Riuscirà la scommessa? O la regolamentazione, come ad esempio sostenuto dal filosofo Sadin, è solo una chimera che intorpidisce la mobilitazione sociale ed è impotente di fronte alla forza impetuosa dello sviluppo tecnologico? Il giurista, e soprattutto il costituzionalista, non può che credere in questa scommessa e nelle capacità del diritto. Certo, non si può sottacere il fatto che il nuovo Regolamento si pone pur sempre nell’ottica del mercato unico, dell’art. 114 TFUE, e mira non solo a regolare l’IA, ma anche a garantirne la commercializzazione e la libera circolazione di beni e servizi relativi a questa tecnologia. Né devono passare in secondo piano le numerose critiche che sono già state rivolte alla complessiva impostazione del Regolamento, accusato di non perseguire con strumenti idonei gli ambiziosi obiettivi di tutela dei diritti fondamentali (per una sintesi di queste critiche – e non solo – si legga il recente articolo di Almada e Radu). E però questo non può che essere il prezzo da pagare per arrivare a una regolazione, data l’attuale configurazione dei Trattati.

La direttiva sui lavoratori delle piattaforme digitali e il regolamento sulla pubblicità politica

D’altra parte, va pure notato che la regolazione dell’IA non è certo limitata al Regolamento sull’intelligenza artificiale. L’Unione europea ha in questi mesi preso anche ulteriori iniziative in materia. Con la Direttiva sui lavoratori delle piattaforme digitali, approvata dal Parlamento due giorni prima il Regolamento, si intende regolare, tra le altre cose, la gestione algoritmica del lavoro, e cioè l’uso dell’IA sul luogo di lavoro. Anche la tutela della persona lavoratrice nei confronti di una sua possibile oggettificazione/ mercificazione ad opera di una IA cieca di fronte ai diritti fondamentali (il caso dell’algoritmo Frank usato dalla piattaforma Deliveroo lo ha dimostrato) corrisponde a un’esigenza tipica del personalismo della nostra Costituzione. La Direttiva offre significative tutele garantendo maggiore trasparenza della gestione algoritmica del lavoro e un minimo di partecipazione dei lavoratori, oltre che il divieto di certe pratiche (ad es. il riconoscimento di stati emotivi e il riconoscimento facciale “uno a molti”), anche se può essere forse criticata nella misura in cui non esclude la possibilità di una sorveglianza capillare del lavoratore e consente l’impiego di meccanismi reputazionali. Di IA si occupa poi anche il Regolamento sulla pubblicità politica e sul targeting, approvato il 27 febbraio scorso. Questo atto, all’art. 19, impone infatti la trasparenza relativamente a “informazioni significative sull’uso di sistemi di intelligenza artificiale nel targeting o nella consegna dei messaggi di pubblicità politica”. La principale preoccupazione sta certamente nel garantire un determinato standard di digital campaigning, che consenta una competizione politica equa e un discorso pubblico non inquinato da contenuti fake. Nondimeno, anche in questo caso si staglia l’inquietante potenziale dell’IA, grande manipolatrice, che rischia di mortificare la stessa dignità delle persone classificandole, raggruppandole in “bolle”, suggestionandole e minandole nella loro capacità di autodeterminazione. Regolare l’IA nel contesto politico-elettorale assume quindi anche la valenza di garantire il diritto delle persone a “non essere manipolate” (considerando n. 74) quando prendono decisioni particolarmente significative per la vita pubblica.

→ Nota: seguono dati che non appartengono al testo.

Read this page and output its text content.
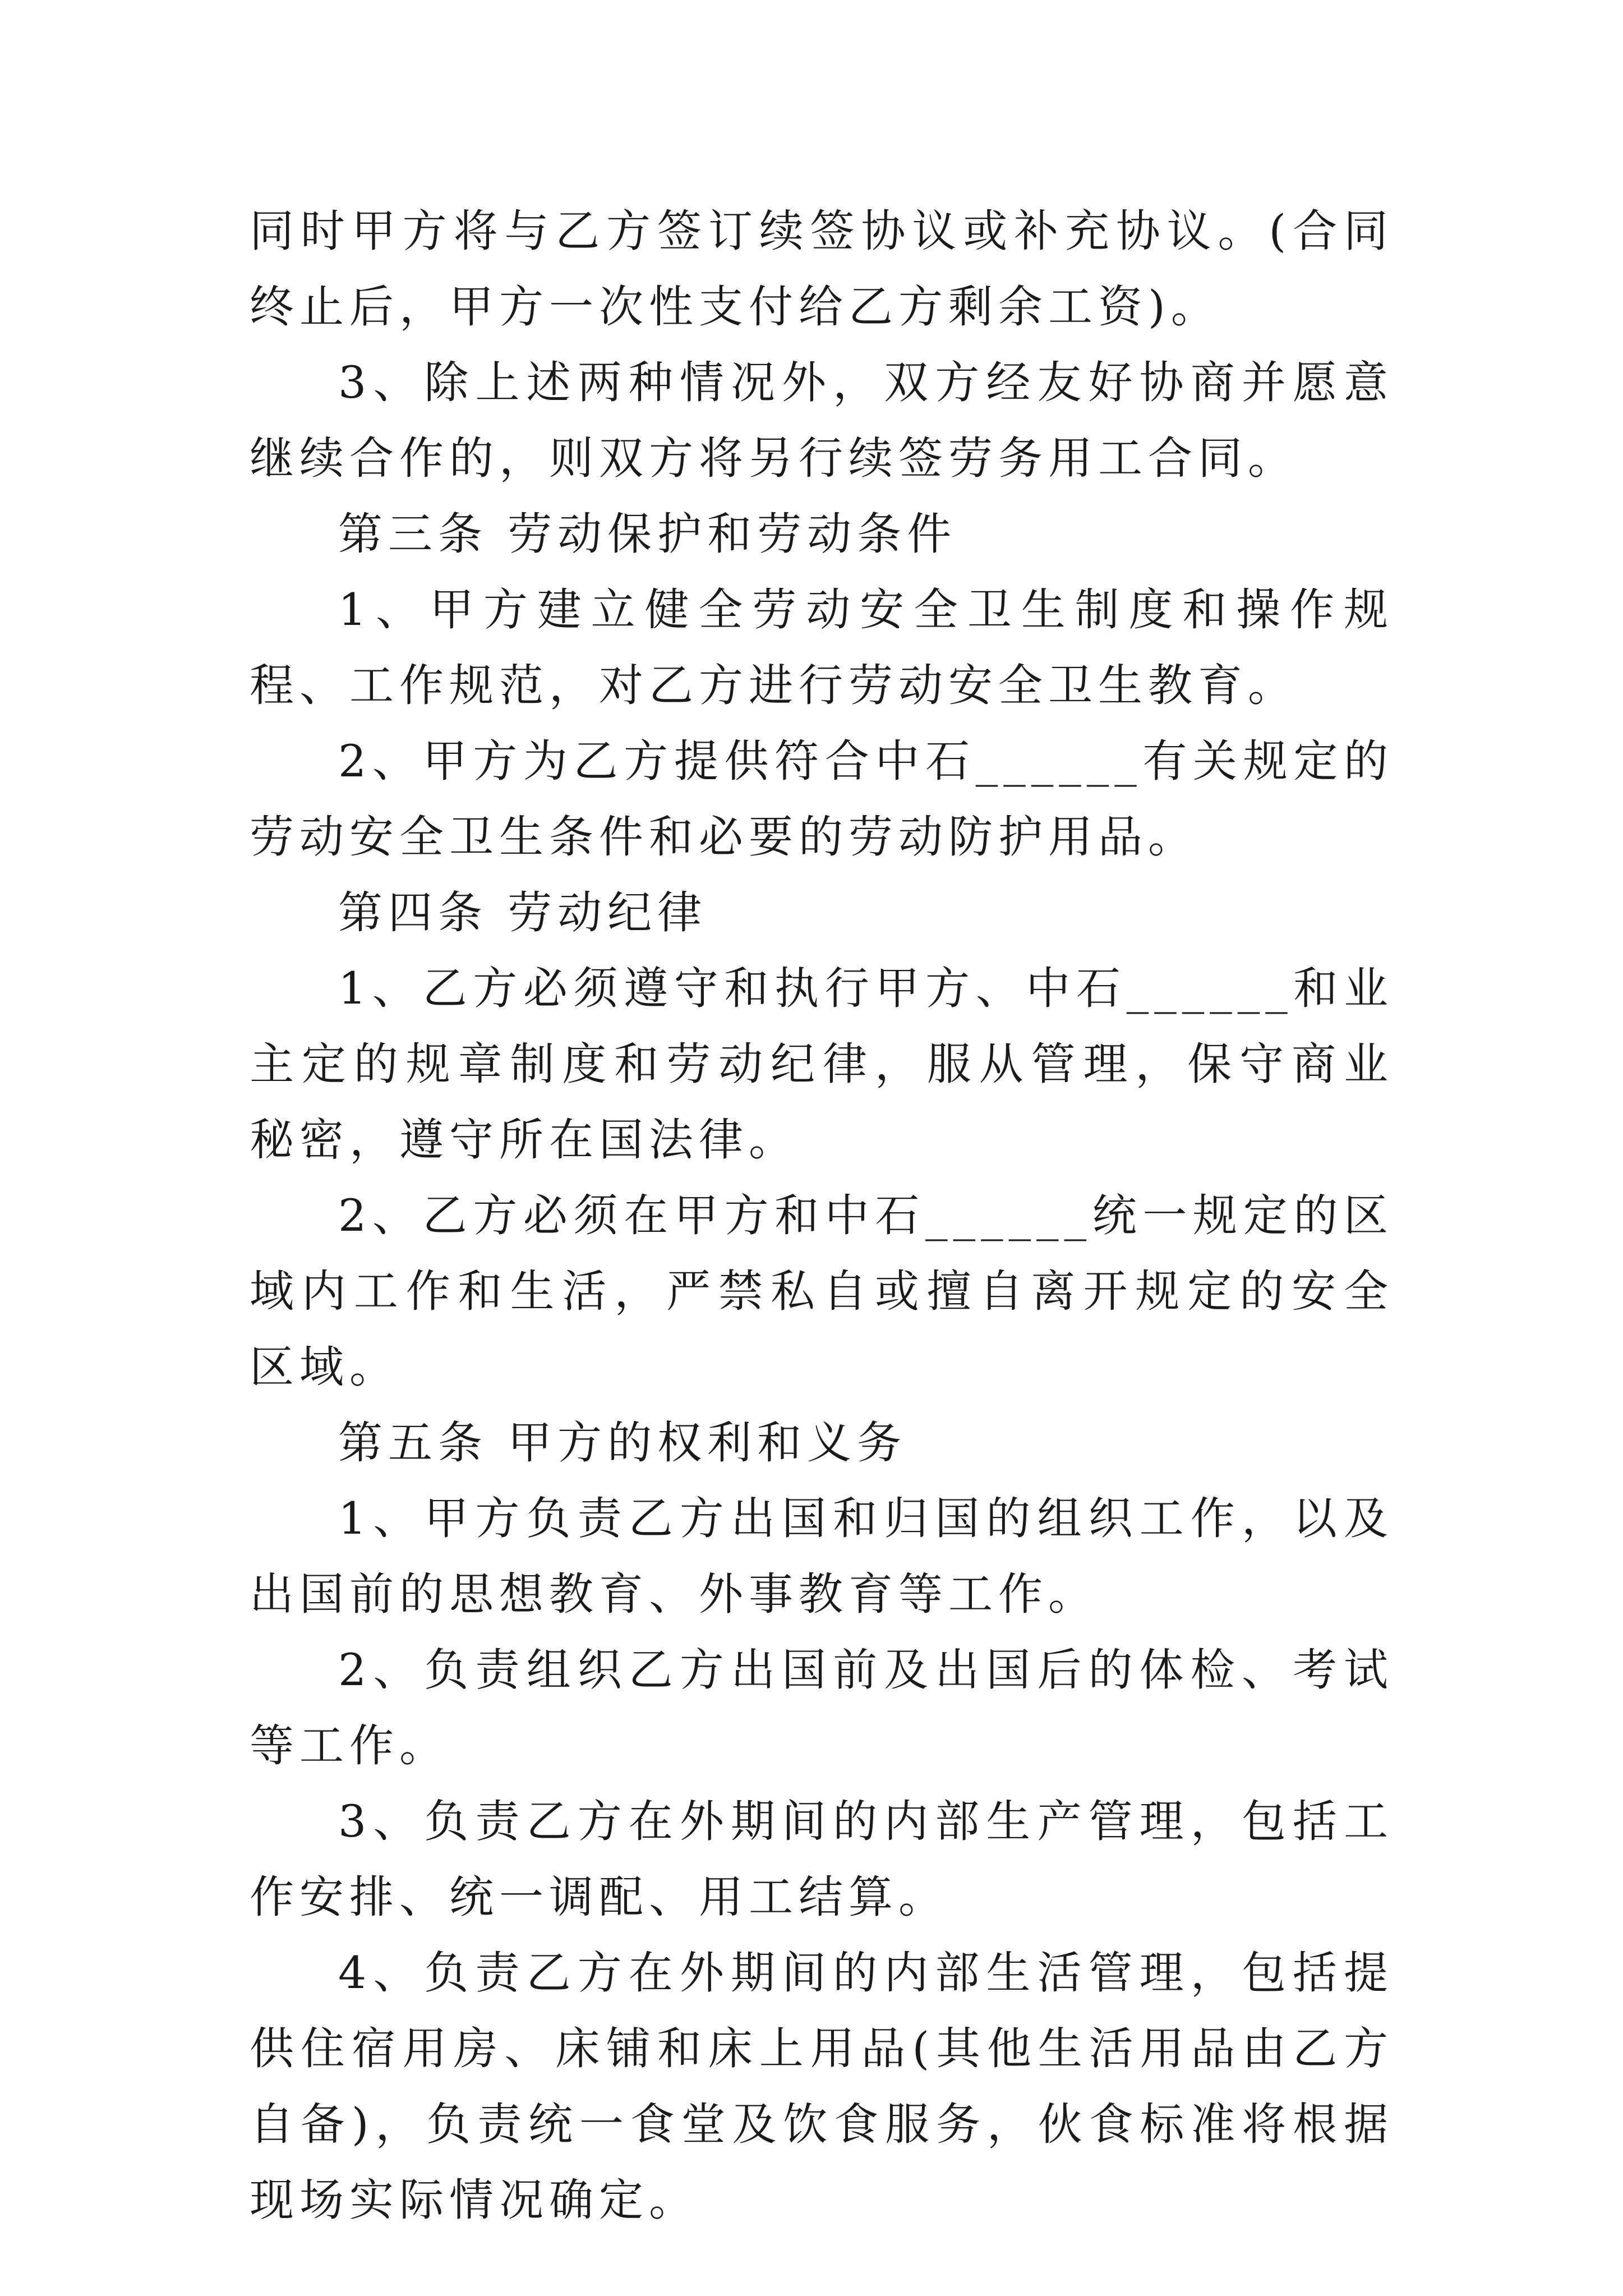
同时甲方将与乙方签订续签协议或补充协议。(合同终止后，甲方一次性支付给乙方剩余工资)。

3、除上述两种情况外，双方经友好协商并愿意继续合作的，则双方将另行续签劳务用工合同。

第三条 劳动保护和劳动条件

1、甲方建立健全劳动安全卫生制度和操作规程、工作规范，对乙方进行劳动安全卫生教育。

2、甲方为乙方提供符合中石______有关规定的劳动安全卫生条件和必要的劳动防护用品。

第四条 劳动纪律

1、乙方必须遵守和执行甲方、中石______和业主定的规章制度和劳动纪律，服从管理，保守商业秘密，遵守所在国法律。

2、乙方必须在甲方和中石______统一规定的区域内工作和生活，严禁私自或擅自离开规定的安全区域。

第五条 甲方的权利和义务

1、甲方负责乙方出国和归国的组织工作，以及出国前的思想教育、外事教育等工作。

2、负责组织乙方出国前及出国后的体检、考试等工作。

3、负责乙方在外期间的内部生产管理，包括工作安排、统一调配、用工结算。

4、负责乙方在外期间的内部生活管理，包括提供住宿用房、床铺和床上用品(其他生活用品由乙方自备)，负责统一食堂及饮食服务，伙食标准将根据现场实际情况确定。
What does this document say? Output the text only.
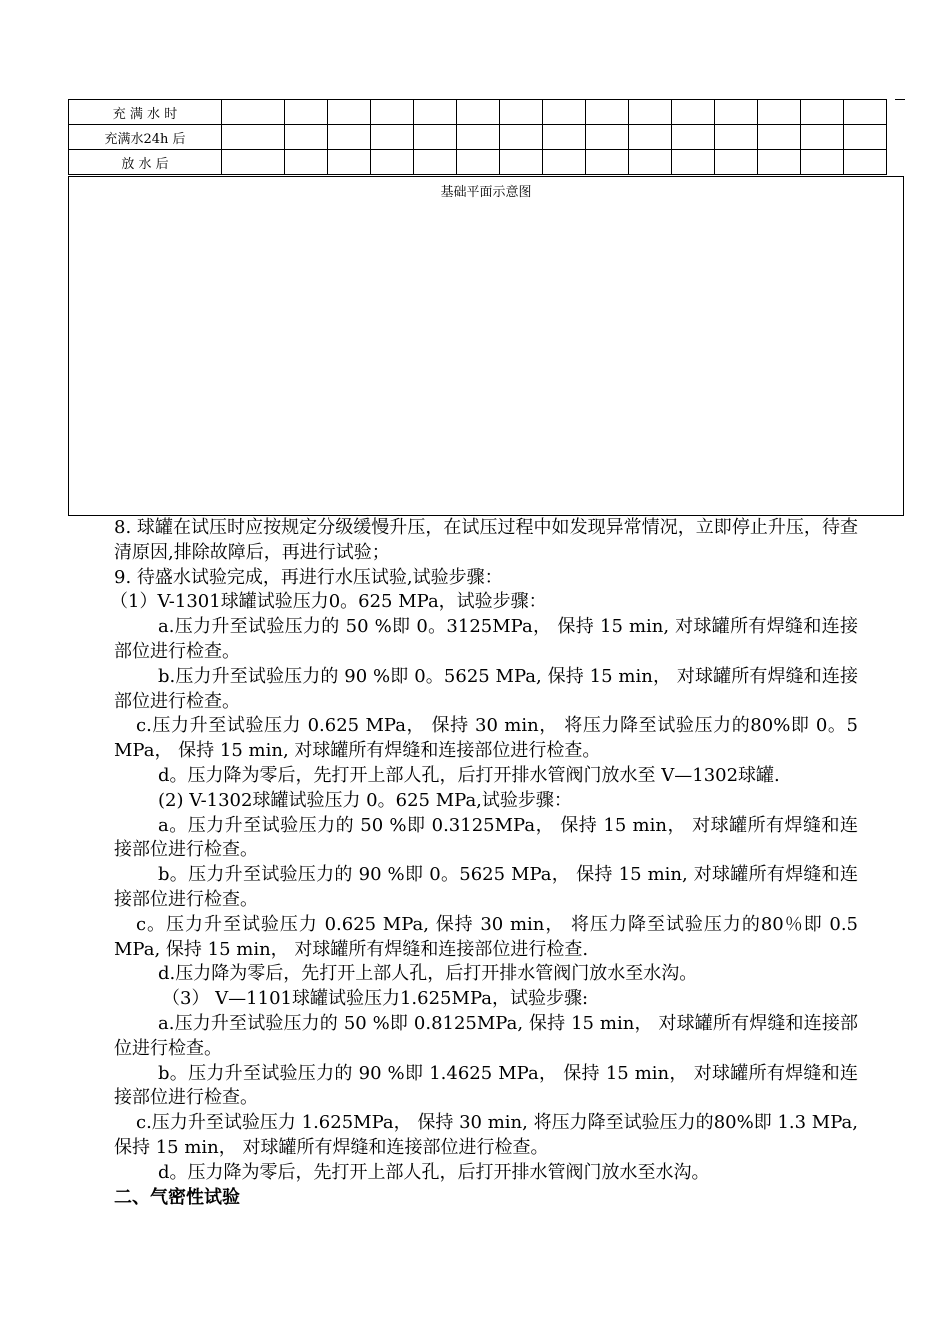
充 满 水 时															
充满水24h 后															
放 水 后															
基础平面示意图

8. 球罐在试压时应按规定分级缓慢升压，在试压过程中如发现异常情况，立即停止升压，待查清原因,排除故障后，再进行试验；

9. 待盛水试验完成，再进行水压试验,试验步骤：

（1）V-1301球罐试验压力0。625 MPa，试验步骤：

a.压力升至试验压力的 50 %即 0。3125MPa， 保持 15 min, 对球罐所有焊缝和连接部位进行检查。

b.压力升至试验压力的 90 %即 0。5625 MPa, 保持 15 min， 对球罐所有焊缝和连接部位进行检查。

c.压力升至试验压力 0.625 MPa， 保持 30 min， 将压力降至试验压力的80%即 0。5 MPa， 保持 15 min, 对球罐所有焊缝和连接部位进行检查。

d。压力降为零后，先打开上部人孔，后打开排水管阀门放水至 V—1302球罐.

(2) V-1302球罐试验压力 0。625 MPa,试验步骤：

a。压力升至试验压力的 50 %即 0.3125MPa， 保持 15 min， 对球罐所有焊缝和连接部位进行检查。

b。压力升至试验压力的 90 %即 0。5625 MPa， 保持 15 min, 对球罐所有焊缝和连接部位进行检查。

c。压力升至试验压力 0.625 MPa, 保持 30 min， 将压力降至试验压力的80％即 0.5 MPa, 保持 15 min， 对球罐所有焊缝和连接部位进行检查.

d.压力降为零后，先打开上部人孔，后打开排水管阀门放水至水沟。

（3） V—1101球罐试验压力1.625MPa，试验步骤:

a.压力升至试验压力的 50 %即 0.8125MPa, 保持 15 min， 对球罐所有焊缝和连接部位进行检查。

b。压力升至试验压力的 90 %即 1.4625 MPa， 保持 15 min， 对球罐所有焊缝和连接部位进行检查。

c.压力升至试验压力 1.625MPa， 保持 30 min, 将压力降至试验压力的80%即 1.3 MPa, 保持 15 min， 对球罐所有焊缝和连接部位进行检查。

d。压力降为零后，先打开上部人孔，后打开排水管阀门放水至水沟。

二、气密性试验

Il procedimento che ha portato all’approvazione del Regolamento sull’IA è iniziato nell’aprile del 2021, con una comunicazione della Commissione UE dal titolo piuttosto significativo: “Promuovere un approccio europeo all’intelligenza artificiale”. Scopo dichiarato del Regolamento è dunque anche quello di “promuovere i valori europei nel mondo”. E non si può negare che questo approccio, per come sommariamente descritto, sia veramente “europeo”, nel senso che è espressivo di valori, come il rispetto della persona e della dignità umana, ormai radicati nelle comuni tradizioni costituzionali europee. Resta da vedere se lo strumentario giuridico sarà da solo sufficiente a domare le logiche commerciali e l’atteggiamento delle grandi multinazionali operanti nel settore dell’IA che per la gran parte hanno sede in paesi non europei.